Cooperation with the U.S. on missile defense, including arrangements for the sharing of early-warning information, can reduce the costs and increase effectiveness for all. We are past the point where allies and friends should expect American taxpayers to foot the bill for their missile defense in return for their political support for our international missile-defense efforts. This essentially may be the administration’s current modus operandi for missile defense in Europe, but it is not a 21st-century reality.

Several countries in particularly dangerous neighborhoods, notably Japan and Israel, wisely have been contributing to their own missile defense for years. Other countries, particularly moderate Arab states in the Middle East, also reportedly are taking cooperative measures to defend themselves in light of the emerging Iranian threat. The United Arab Emirates has acquired the Patriot PAC-3 and apparently is negotiating a $7 billion dollar deal with the U.S. for the purchase of THAAD, a sale that Congress has approved. Kuwait has contracted for the upgrade of their Patriots to the more advanced PAC-3 configuration, and Saudi Arabia has signed a $1.7 billion contract to upgrade its Patriots to PAC-3 and is discussing a purchase of THAAD.

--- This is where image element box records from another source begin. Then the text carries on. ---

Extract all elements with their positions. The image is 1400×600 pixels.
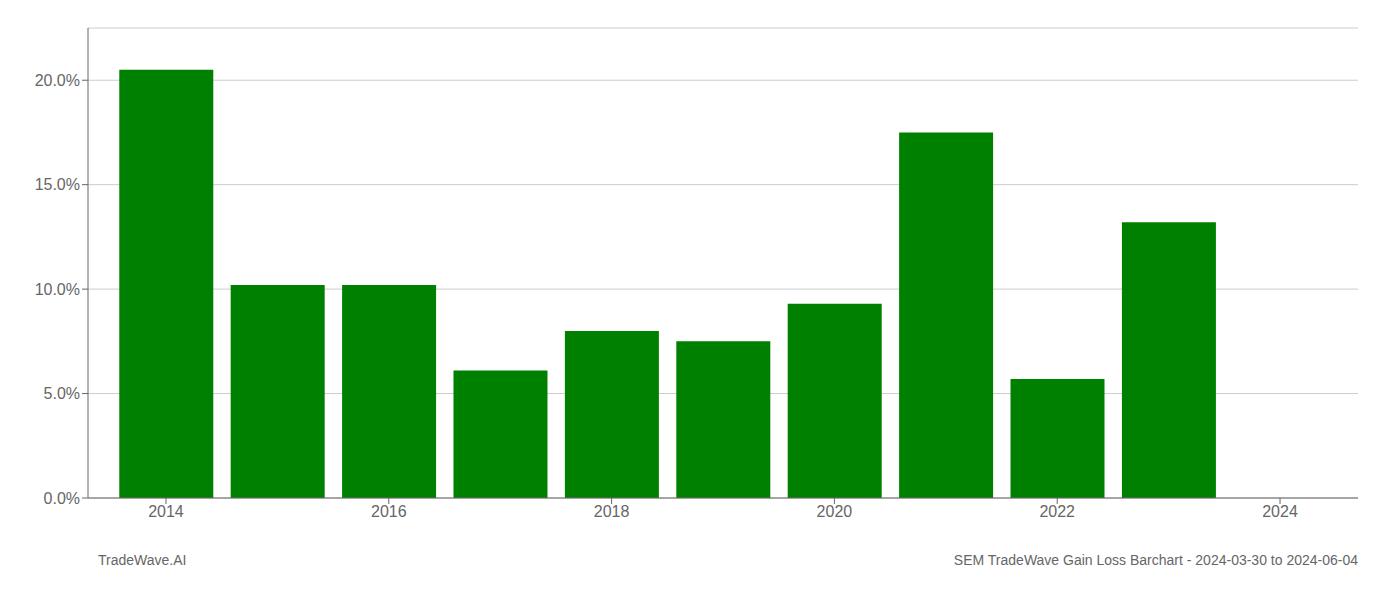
svg-text:15.0%: 15.0% [35, 176, 80, 193]
svg-text:2018: 2018 [594, 503, 630, 520]
svg-text:2022: 2022 [1039, 503, 1075, 520]
svg-text:0.0%: 0.0% [44, 490, 80, 507]
svg-text:2016: 2016 [371, 503, 407, 520]
html-text:SEM TradeWave Gain Loss Barcha: SEM TradeWave Gain Loss Barchart - 2024-… [953, 552, 1358, 568]
html-text:TradeWave.AI: TradeWave.AI [98, 552, 187, 568]
svg-text:2014: 2014 [148, 503, 184, 520]
svg-text:10.0%: 10.0% [35, 281, 80, 298]
svg-text:2020: 2020 [817, 503, 853, 520]
svg-text:5.0%: 5.0% [44, 385, 80, 402]
svg-text:20.0%: 20.0% [35, 72, 80, 89]
svg-text:2024: 2024 [1262, 503, 1298, 520]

Such missile-defense cooperation certainly is a necessary part of the answer to Iranian nuclear, chemical, biological, and missile threats. Also important is moving past naïve hopes that diplomatic “engagement” will disarm Iran’s nuclear program, that experimenting with deterrence and assurance now by retracting the American nuclear umbrella will be an effective way to further the administration’s anti-nuclear agenda, and that dramatic cuts in defense spending should be implemented now, given unfolding international threats. Getting these fundamentals right will be crucial, whether the Obama administration’s answer to the emerging Iranian threat is assertive near-term military action or a more benign, long-term policy of containing a nuclear-armed Iran. The immediacy of Iranian nuclear and missile proliferation allows little room for delay.

— Keith B. Payne, former deputy assistant secretary of defense, is now professor and department head of the graduate school of defense and strategic studies, Missouri State University (Washington, D.C., campus).